‘To get this far given where I’m from feels like a big deal’

Students from disadvantaged areas are still underrepresented at third level

Hope Kudryashova from Jobstown, Dublin, one of 250 doctors from 26 countries who graduated from the College of Surgeons yesterday. Photograph: Ray Lohan/RCSI

Hope Kudryashova from Jobstown, Dublin, one of 250 doctors from 26 countries who graduated from the College of Surgeons yesterday. Photograph: Ray Lohan/RCSI

Fri, Jun 6, 2014, 12:02

The route from Jobstown in west Dublin to the Royal College of Surgeons in Dublin’s city centre is a flat 10km or so. But for Hope Kudryashova, it is a journey that has involved crossing some of the deepest ravines of the social divide.

Yesterday, Kudryashova (23) was one of 250 future doctors awarded medical degrees at a conferring ceremony in Dublin. “I feel really proud today,” she says. “To just get this far given where I’m from and to pass all my exams feels like a big deal. I’m the first person from my area to go the Royal College Surgeons. Hopefully, I won’t be the last.”

Few at the ceremony had to vault the kind of barriers she faced growing up in one of the most deprived areas of the State. Unemployment close to her home is several times the national average. Early school-leaving rates are among the highest in the country. Literacy is a major problem, too. Hope was always a bright spark. She did well at school – but it meant she became a target for bullying.

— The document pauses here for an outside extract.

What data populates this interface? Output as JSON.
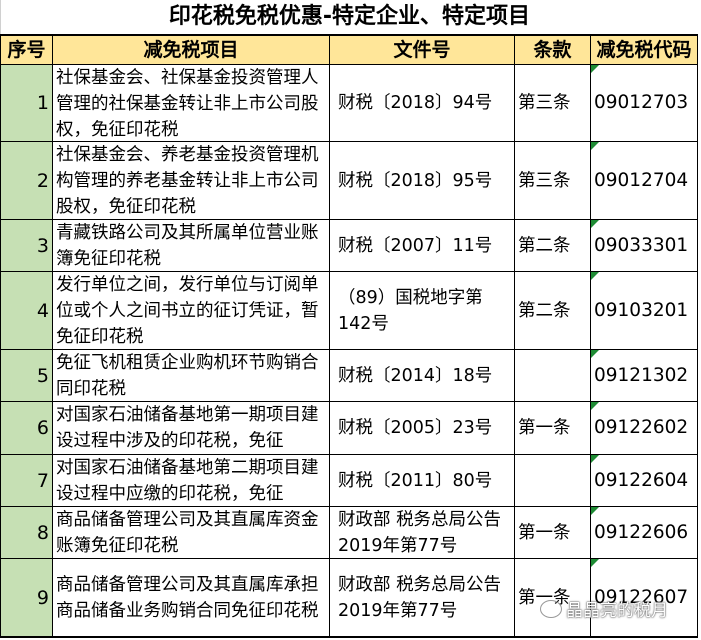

“I ended up attending counselling and seeing a psychologist,” she says. “There were days when I avoided going to school. We got a letter at home from the Department of Education to the house because I missed so many days.”

She moved house and schools, which proved transformational. Teachers at St Aidan’s, a disadvantaged Deis (Delivering Equality of Opportunity in Schools) school in Tallaght, went the extra mile to help her fulfil her potential.

“When they saw children with potential and goals, they did so much to help,” she says. “Chemistry wasn’t available as a Leaving Cert subject, but I wanted to study it. I couldn’t do the experiments on my own, so my biology teacher helped me and organised for me to go to the Institute of Technology in Tallaght, where they ran through them for me.”

Her family, too, were a big support. Hope’s parents – originally from Russia – encouraged her and her father helped instil an interest in maths and logic.

A stellar performance in the Leaving Certificate meant she was able to fulfil her dream of studying medicine.“I’m fascinated by the workings of the human body and I thought it would be really nice to have the ability to help change people’s lives for the better.”

Success stories like Hope’s, though, are rare. Many colleges now have access programmes for people from deprived areas. The RCSI (Royal College of Surgeons in Ireland), for example, sets aside 5 per cent of its EU places for such students. However students from disadvantaged areas remain significantly underrepresented at third level, even more so in high-points courses such as medicine. Poverty is one barrier, she says, and poverty of expectation can be much more corrosive, but simple support and encouragement can have a profound influence.

There is a lyric from a song by the rock bank Metric which tumbles around her head and captures how she feels. “It says something like, ‘wish for less things to wish for and for more things to work towards’. When I have kids, I’ll tell them that. Work for it. The pleasure of getting something you work for and pulling yourself through is something else.”